The Guardian called it a low-rent performance. I'm not one to argue with such a statement. However, thanks to some inept officiating and a micro-flash of brilliance from Fernando Torres, it's three points gained from a match we likely would have lost a month ago.

How tough is that result on Wigan? Don't get me wrong, we're running away with the points and aren't feeling particularly bad about it either. Still, the visitors just about deserved something from the match. They looked pretty comfortable all day, even if Ali Al-Habsi was forced into a handful of superb saves throughout. Nevertheless, as a whole, Chelsea offered little in the way of entertainment on Saturday, particularly during an opening 45 minutes in which a pigeon took precedent over the actual contest.

And then there was our opening goal, on about 60 minutes. As fine a finish as it was from Branislav Ivanovic, the linesman's decision-making was equally egregious. Bane was at least 32 yards offside when he flicked in Raul Meireles' cross. It really was an amazing decision, one with which Roberto Martinez had every right to be pissed.

Regardless, the goal stood and I think most of us were thinking we were going to push on and wrap this one up in relative style. We should know better by now, though. We don't push on do we? We relax and invite pressure - and, of course, eventually concede.

Our lovely way of handling a lead nearly cost us said lead just moments after we had gone ahead. Bane, doing his best to confirm his status as potentially our best player of the season, cleared off the line a goal-bound shot from a Wigan player I can't place at this time. Never-racking shit. We then had a string of opportunities of our own to wrap up the result, only for Daniel Sturridge to do a Sturridge (shooting from obscene angles and then acting like you did nothing wrong) and for Fernando Torres to make everyone sigh.

Comic relief:

Saturday's color commentator, Tony Gale, had a field day with Torres' initial few minutes on the pitch, including the now infamous two slips. All this coming in addition to Gale coming off as a fucking prick of the utmost order.
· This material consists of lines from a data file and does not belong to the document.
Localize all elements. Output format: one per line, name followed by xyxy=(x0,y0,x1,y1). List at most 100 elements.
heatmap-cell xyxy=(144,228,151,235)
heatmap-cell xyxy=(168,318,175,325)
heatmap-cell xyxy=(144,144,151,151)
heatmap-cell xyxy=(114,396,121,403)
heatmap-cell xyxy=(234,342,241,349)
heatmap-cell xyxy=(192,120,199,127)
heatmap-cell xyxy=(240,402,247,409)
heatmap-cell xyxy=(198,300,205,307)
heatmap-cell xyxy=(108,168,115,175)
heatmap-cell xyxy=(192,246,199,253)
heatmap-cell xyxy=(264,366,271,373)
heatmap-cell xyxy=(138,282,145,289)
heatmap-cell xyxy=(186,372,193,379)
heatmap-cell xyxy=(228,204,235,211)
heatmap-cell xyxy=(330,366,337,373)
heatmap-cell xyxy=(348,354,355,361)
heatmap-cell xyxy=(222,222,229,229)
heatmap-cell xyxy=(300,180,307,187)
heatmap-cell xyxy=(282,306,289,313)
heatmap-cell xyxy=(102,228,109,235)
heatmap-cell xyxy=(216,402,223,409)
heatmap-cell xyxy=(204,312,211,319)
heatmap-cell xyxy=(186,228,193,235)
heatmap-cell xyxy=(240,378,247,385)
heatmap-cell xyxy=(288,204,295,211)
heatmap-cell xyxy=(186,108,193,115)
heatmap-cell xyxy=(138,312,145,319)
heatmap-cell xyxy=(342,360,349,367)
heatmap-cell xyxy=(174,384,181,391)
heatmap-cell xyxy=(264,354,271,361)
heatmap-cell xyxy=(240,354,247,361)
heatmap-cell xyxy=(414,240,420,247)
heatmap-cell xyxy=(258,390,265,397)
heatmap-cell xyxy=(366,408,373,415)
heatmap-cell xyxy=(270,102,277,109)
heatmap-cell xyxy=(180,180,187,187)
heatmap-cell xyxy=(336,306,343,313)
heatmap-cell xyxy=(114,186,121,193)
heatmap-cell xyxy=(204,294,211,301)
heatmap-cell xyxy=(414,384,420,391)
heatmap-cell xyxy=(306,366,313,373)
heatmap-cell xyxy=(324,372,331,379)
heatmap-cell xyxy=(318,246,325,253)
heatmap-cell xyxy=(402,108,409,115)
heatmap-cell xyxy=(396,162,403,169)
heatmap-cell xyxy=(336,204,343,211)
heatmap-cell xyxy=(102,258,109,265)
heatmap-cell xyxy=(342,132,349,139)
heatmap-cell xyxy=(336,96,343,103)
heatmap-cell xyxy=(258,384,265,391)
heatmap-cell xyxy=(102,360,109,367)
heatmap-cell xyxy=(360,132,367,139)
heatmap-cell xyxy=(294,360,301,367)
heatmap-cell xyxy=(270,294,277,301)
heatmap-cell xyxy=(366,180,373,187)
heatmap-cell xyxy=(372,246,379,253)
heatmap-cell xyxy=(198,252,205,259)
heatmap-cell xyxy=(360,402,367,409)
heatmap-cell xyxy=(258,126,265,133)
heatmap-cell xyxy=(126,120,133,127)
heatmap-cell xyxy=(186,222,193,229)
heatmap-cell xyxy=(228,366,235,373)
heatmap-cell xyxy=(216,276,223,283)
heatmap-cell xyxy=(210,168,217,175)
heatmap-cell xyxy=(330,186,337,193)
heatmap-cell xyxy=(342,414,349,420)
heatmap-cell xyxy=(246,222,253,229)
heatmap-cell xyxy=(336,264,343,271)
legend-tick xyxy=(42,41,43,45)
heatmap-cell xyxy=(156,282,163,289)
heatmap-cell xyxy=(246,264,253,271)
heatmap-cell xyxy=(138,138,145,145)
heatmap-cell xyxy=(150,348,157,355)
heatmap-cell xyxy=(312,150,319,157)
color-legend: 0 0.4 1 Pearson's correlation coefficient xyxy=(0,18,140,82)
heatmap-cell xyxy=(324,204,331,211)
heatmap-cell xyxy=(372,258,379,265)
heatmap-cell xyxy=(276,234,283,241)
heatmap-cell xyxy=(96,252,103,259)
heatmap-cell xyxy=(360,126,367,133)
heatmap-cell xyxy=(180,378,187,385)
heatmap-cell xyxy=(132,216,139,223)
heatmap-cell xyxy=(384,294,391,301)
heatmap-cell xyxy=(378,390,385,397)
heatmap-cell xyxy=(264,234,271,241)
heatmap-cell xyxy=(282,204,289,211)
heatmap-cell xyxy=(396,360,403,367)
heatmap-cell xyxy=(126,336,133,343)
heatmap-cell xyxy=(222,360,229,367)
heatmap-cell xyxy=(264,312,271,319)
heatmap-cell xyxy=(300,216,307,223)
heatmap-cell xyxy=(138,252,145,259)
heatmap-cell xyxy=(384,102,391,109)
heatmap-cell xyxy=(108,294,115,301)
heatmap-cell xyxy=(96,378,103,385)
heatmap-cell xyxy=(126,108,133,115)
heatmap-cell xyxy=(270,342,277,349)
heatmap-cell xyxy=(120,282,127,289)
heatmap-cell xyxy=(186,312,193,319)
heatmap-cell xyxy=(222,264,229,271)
He baffled audiences worldwide by not only suggesting that Torres slipped because of indecisiveness, but more so by saying Torres wouldn't have slipped at all had he been playing for Liverpool. Someone confiscate this guy's bath salts.

Moving on.

Wigan, as they have over the past couple of weeks, responded well to the few chances we created over the next couple of minutes. A goal never looked likely for the visitors, though we have an uncanny knack for making the unlikely become reality. Such was the case here, with Meireles backing off and Ryan Bertrand, who was otherwise very good, failing to get close to Mohamed Diame. The result was a thunderbolt on 82 minutes from the Senegalese that left Petr Cech with no chance. Wonderful.

As I have learned this season, this was the point in which to turn off the television and go sulk in a corner. I decided not to heed that advice, soldiering on with little expectation. Thankfully, for my sanity, Chelsea had other ideas.

In the third minute of added time, Didier Drogba picked up the ball on the left side of the box. He looked about for a second before lofting a cross to the other side of the area for an unmarked Torres. The Spaniard, from out of nothing, walloped a spectacular low volley across goal that beat Al-Habsi but not the far post.

Fuck me. Well, not so fast.

Said 'fuck me' was retracted almost immediately when Juan Mata surfaced just south of the Shire and bundled the ricochet from Torres' howitzer over the goal line from, you guessed it, an offside position. It was marginal and I didn't really care. A game-winner it was. Glorious.

Fast forward to today. Arsenal's late win over Manchester City today was a blow, their 2-1 victory leaving us on the outside looking in for a top-four finish. We currently find ourselves five points adrift of Arsenal and three behind Tottenham with six league matches remaining on the docket. Despite this latest development, our approach won't change - all we can do is win out and see where that leaves us. Take care of our own business and I have a feeling somebody above us is going to slip up, Torres style.

On to Monday and a London Derby then. Carefree, bitches.